I’ve asked myself, what is dedication?
Dedication is defined as being the quality of being dedicated or committed to a task or purpose. There are many words that are synonymous with dedication: commitment, wholeheartedness, enthusiasm, diligence, persistence, drive and purposefulness to name a few.
In so many regards, I have been able to tick the box and say that, yes, I have been a dedicated teacher.
If there was a task to be done, I would put my hand up, take it on and go to the ‘nth’ degree to make sure that it was completed to a high standard - a standard that I alone had set for myself. When programs needed to be handed in for checking, I would spend long hours fine tuning every last detail, which in itself is not a bad thing; it was the element of perfectionism that was taking its toll on me physically, not wanting to be open to criticism if something was not complete or missing. On other occasions where our school was being audited for compliance, I was diligent in supplying all documentation, not from a sense of care and respect, more from a sense of not wanting to be the one to let the team down.
There were long hours of preparation for lessons, often trawling through teacher resource sites on the Internet for hours on end. It appeared that I was doing double the work of the students, often arriving to class feeling tired and grumpy. My beautifully prepared lessons often went out the window, as I wasn’t connecting with the students, which they instantly felt, and then responded by acting out with uncooperative behaviour, leaving me to deal with it in a frazzled and overwhelmed state.
Although there were signs of being very committed and enthusiastic about my role, on reflection I can see that this came with a drive and persistence that left me feeling exhausted and often deflated.
Clearly, this interpretation of dedication wasn’t bringing me the personal satisfaction I was seeking, and I was forever questioning my choice of profession and wondering if there was a way out. I knew that I loved being with the students and felt that somewhere inside was a true teacher who was waiting to emerge, once I let go of all of the pressure I was putting on myself and started questioning the never-ending escalation in workload (often self-imposed).
Rather than burning the candle at both ends to make it appear that I had it all covered from a system perspective, I began experimenting with dedicating myself to my own well-being and introducing simple self-care measures into my day. When I was tired at the end of the day, I would dismiss the ‘to do’ list and tend to my own needs instead, which could mean eating a nutritious meal, resting or preparing things that would support me physically at work. This then developed into starting my day in a more self-caring way, making sure that I was fed and dressed with greater attention to detail around my own needs.
My attention also turned towards the people I was working with, rather than the paperwork that I so easily mastered. It was here that I found an area of my job that I had not fully appreciated - how important it was to really relate to my colleagues and the students in my care. Here was an opportunity for me to learn and to be more open to engaging and looking at ways of collaborating with colleagues and getting to know my students better.

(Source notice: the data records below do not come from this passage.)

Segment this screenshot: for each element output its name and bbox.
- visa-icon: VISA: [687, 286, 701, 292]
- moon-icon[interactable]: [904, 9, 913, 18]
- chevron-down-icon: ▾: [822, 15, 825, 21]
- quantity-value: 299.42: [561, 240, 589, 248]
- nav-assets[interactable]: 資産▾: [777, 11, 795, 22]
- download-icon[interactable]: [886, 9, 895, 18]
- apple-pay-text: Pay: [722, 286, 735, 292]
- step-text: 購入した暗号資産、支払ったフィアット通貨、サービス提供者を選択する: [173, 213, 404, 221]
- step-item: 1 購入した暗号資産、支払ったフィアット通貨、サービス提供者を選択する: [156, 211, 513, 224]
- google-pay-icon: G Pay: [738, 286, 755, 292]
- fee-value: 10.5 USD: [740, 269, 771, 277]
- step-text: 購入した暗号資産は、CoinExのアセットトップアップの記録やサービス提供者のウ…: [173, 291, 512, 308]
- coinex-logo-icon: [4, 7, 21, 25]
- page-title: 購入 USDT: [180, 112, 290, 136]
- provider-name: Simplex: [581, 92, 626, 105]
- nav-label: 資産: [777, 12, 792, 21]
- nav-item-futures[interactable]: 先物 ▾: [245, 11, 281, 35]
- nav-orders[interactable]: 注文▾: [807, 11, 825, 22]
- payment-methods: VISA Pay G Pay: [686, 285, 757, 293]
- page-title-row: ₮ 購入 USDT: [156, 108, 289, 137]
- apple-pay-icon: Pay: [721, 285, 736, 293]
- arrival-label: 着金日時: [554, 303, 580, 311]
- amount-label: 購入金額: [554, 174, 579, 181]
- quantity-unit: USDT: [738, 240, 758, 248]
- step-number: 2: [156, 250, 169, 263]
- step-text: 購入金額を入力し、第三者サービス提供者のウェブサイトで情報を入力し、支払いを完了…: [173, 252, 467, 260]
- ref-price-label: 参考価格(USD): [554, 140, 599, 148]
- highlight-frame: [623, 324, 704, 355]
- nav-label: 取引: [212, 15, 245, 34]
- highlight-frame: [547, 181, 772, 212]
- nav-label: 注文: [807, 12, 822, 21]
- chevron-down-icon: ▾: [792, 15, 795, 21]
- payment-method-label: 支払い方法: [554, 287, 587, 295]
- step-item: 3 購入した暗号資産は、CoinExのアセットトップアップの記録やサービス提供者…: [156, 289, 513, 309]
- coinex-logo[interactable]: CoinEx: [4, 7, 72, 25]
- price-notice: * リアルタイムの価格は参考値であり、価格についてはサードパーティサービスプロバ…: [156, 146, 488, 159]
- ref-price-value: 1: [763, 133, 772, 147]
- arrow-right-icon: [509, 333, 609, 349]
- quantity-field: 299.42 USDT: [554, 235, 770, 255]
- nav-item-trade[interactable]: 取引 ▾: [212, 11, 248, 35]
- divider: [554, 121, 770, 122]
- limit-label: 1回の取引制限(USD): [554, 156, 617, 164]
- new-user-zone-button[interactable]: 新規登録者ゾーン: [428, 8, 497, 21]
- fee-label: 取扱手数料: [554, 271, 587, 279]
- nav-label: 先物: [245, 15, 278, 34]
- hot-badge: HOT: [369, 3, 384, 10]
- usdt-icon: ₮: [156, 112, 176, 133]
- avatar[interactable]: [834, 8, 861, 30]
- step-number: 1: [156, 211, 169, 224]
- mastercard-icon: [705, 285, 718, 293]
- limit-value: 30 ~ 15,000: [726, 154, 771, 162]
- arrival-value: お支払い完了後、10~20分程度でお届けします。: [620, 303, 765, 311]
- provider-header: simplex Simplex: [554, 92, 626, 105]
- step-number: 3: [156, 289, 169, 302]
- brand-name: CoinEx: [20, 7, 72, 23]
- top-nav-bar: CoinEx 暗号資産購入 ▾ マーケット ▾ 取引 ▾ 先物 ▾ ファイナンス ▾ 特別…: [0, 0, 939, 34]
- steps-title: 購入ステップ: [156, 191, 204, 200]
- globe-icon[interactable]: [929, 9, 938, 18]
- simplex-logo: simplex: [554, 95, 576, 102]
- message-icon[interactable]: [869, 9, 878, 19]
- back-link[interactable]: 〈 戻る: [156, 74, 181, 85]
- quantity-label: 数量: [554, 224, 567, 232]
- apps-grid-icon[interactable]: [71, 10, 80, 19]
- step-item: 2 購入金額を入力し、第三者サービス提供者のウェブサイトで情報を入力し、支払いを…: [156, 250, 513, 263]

My dedication as a teacher has come full circle, as I now feel that there is a purpose that goes beyond ticking the boxes as a teacher. Through my dedication to myself, first and foremost, I am a lot more open, flexible and accepting of whatever comes my way on any given teaching day. Attention to detail is still an important part of my role, and I realise now that it is the quality with which I engage in any task and the quality of care I bring to my relationships in the workplace that is really worth dedicating myself to.